Claire Happel Ashe

Harp Teacher

Claire Happel Ashe

SAA Member

Claire Happel Ashe currently teaches at Valparaiso University, the Music Institute of Chicago, Olivet Nazarene University, and the James Hart Harp Program in the Homewood Public Schools. She has served on the faculty of the University of Notre Dame, Saint Mary’s College, Illinois Summer Youth Music, and Blue Lake Fine Arts Camp, and as a teaching assistant at Yale University, the University of Illinois, and the Music in the Mountains Festival. She holds degrees in harp performance from Yale University (June Han) and the University of Illinois at Urbana-Champaign (Ann Yeung), where she also received a BFA in Dance. In 2007-08, she studied on a Fulbright Scholarship in Prague with Jana Boušková. In ensembles, she has appeared with the St.
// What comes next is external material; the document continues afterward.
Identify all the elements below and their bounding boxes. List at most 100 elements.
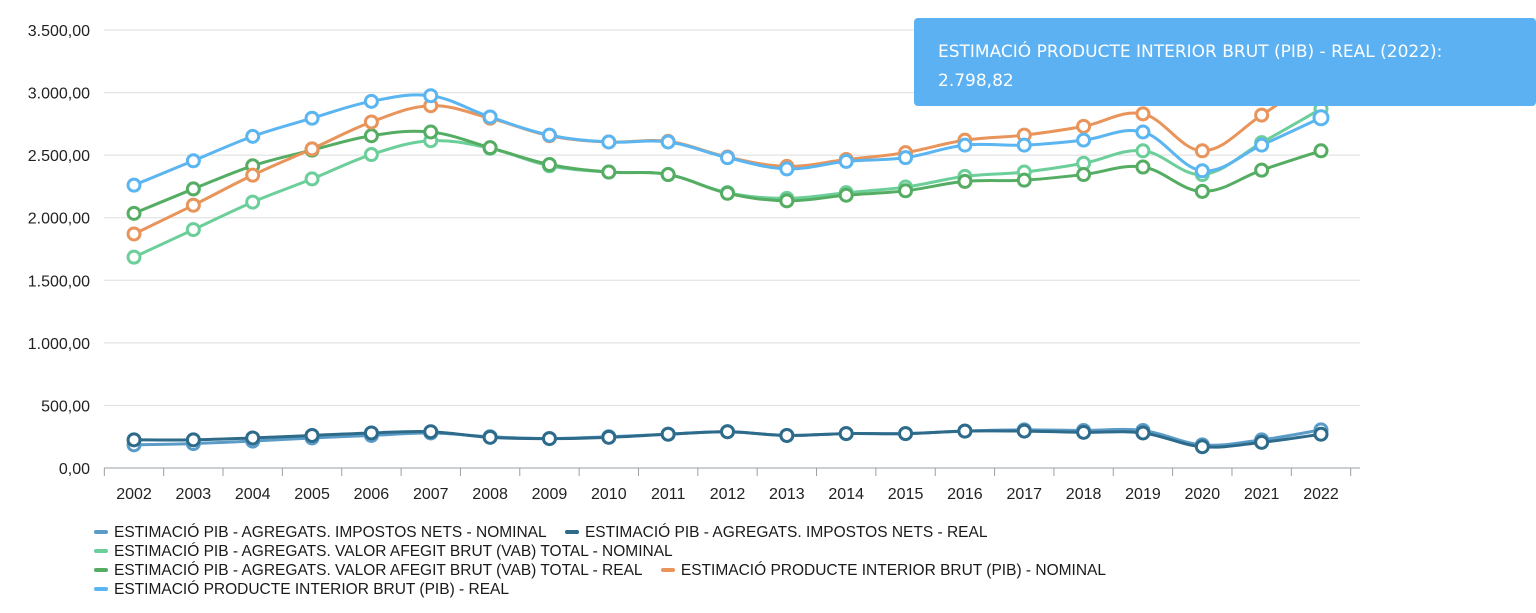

Louis Symphony Orchestra, Milwaukee Symphony Orchestra, Orquesta Sinfónica Nacional of the Dominican Republic, and the Newberry Consort among many other ensembles. She regularly collaborates in chamber music concerts with bassist Philip Alejo (River Town Duo), oboist Karisa Werdon (Immer Neu), and guitarist James Moore and mandolin player Jeremy Harting (Noble Fowl Trio). An advocate of new music, she has performed with contemporary ensembles such as the Chicago Composers Orchestra, International Ensemble Modern Academy, Ostravská Banda, Berg Orchestra, and the Pulitzer Series of St. Louis, and commissioned new works with grants from the Urbana Public Arts Program, City of Chicago Cultural Affairs, American Harp Society, and the Illinois Arts Council. In the summers, she has performed at the Midwest Harp Festival, American Harp Society Conferences and Institutes in Chicago, Logan (UT), and Tacoma (WA), and presented at the World Harp Congress in Dublin and Alexander Technique Congress in Chicago. In addition to performances on the modern pedal harp, she has recently ventured into historical performance, working with Cheryl Ann Fulton, Charlotte Mattax Moersch, and Christa Patton at the Madison Early Music Festival and Queens College Early Opera Workshop. She is a graduate of the Alexander Technique Centre Urbana (Joan and Alex Murray), and her doctoral research (funded by a P.E.O Scholar Award) explored applications of the Alexander Technique and developmental movement patterns to harp performance.